Perhaps the most startling, if unremarked on, comment of the evening came from MAC president Estwanik in reply to an urgent and poignant speech by Miranda Records topper Kitty Skrobela. Saying she'd poured every penny she had into the label's CDs, but isn't strong on promotion, she confided that she looked to MAC for help building cabaret audiences. Estwanik took the mike to admit, "I don't have an answer for that." Kinda shocking, but perhaps he was just trying to move things along. Or maybe he truly had no answer, which would seem strange in someone who will have headed the MAC board for five years when he steps down next September.
Of course, Estwanik does have a partial answer and has put it into practice, as the MAC Outreach strategy attests. So does the introduction of concierge evenings. But, by this time, he and his board should have other beneficial answers ready for Skrobela. Not to offer some response to her and those in her position is to admit a lack of vision that any board must have if it means to serve its membership to the best of its ability. (MAC counsel Alan Bomser, sitting next to me, noted that Estwanik has done much good. He pushed, Bomser pointed out, for the organization's 501(c)(3) status as a not-for-profit organization able to raise funds and pay performers for Outreach shows.)

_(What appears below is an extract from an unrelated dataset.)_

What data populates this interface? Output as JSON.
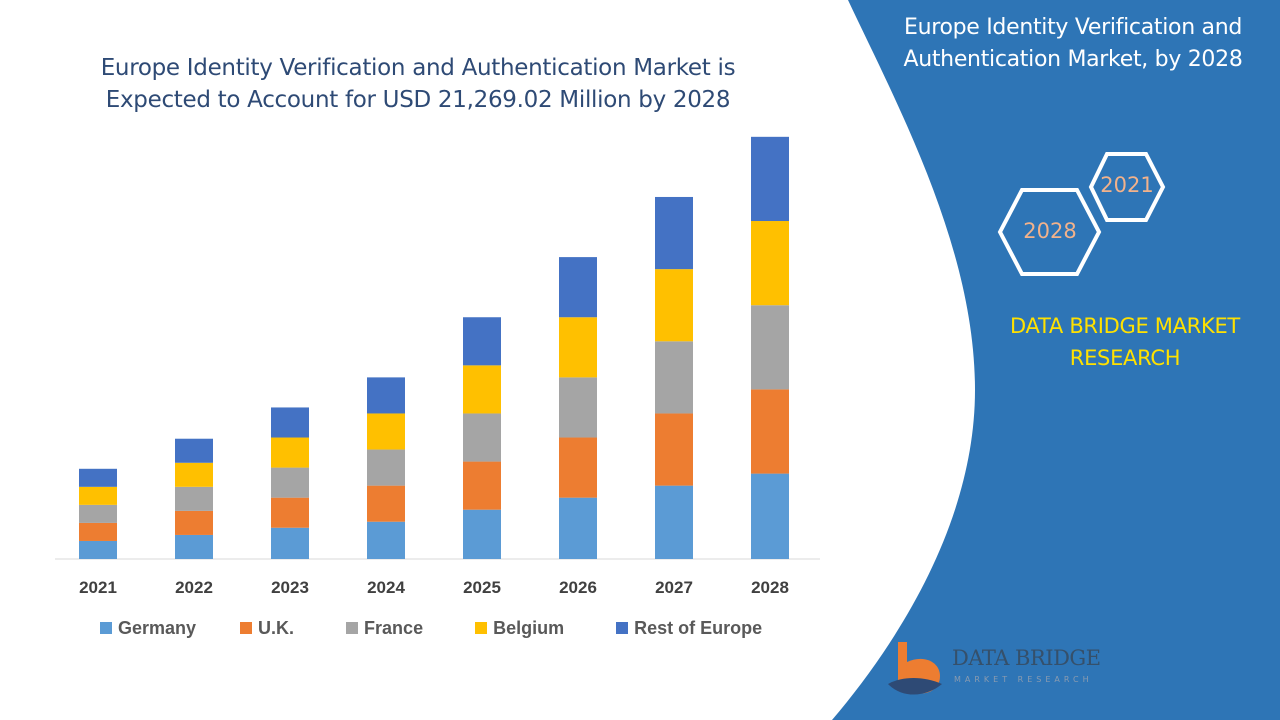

But Skrobela's request really gets back to the problem Anna Bergman's anecdote exposes. The public, especially the younger segment, needs to be educated about cabaret. Their many misperceptions have to be corrected. Dispatching shows to schools is a strong beginning, but something larger is also called for—something along the lines of the campaigns that the League of American Theatres and Producers wages on behalf of Broadway. There need to be aggressive media crusades explaining that cabaret is not strippers or fogies singing operetta, but vital performers uniquely offering up-to-the-minute entertainment in intimate surroundings. And there's a more radical question MAC needs to probe. Is the word "cabaret" confusing, even obsolete? Is there another, more forward-looking label for the high-quality entertainment to which MAC wants to draw attention?
Of course, this course of endeavor must be accompanied by sponsorship dollars, lots and lots of them. For the moment, MAC would seem to be too much in the red to do much more than talk about the possibilities. But, as the Sept. 20 meeting attested, MAC is prepared for managed talk.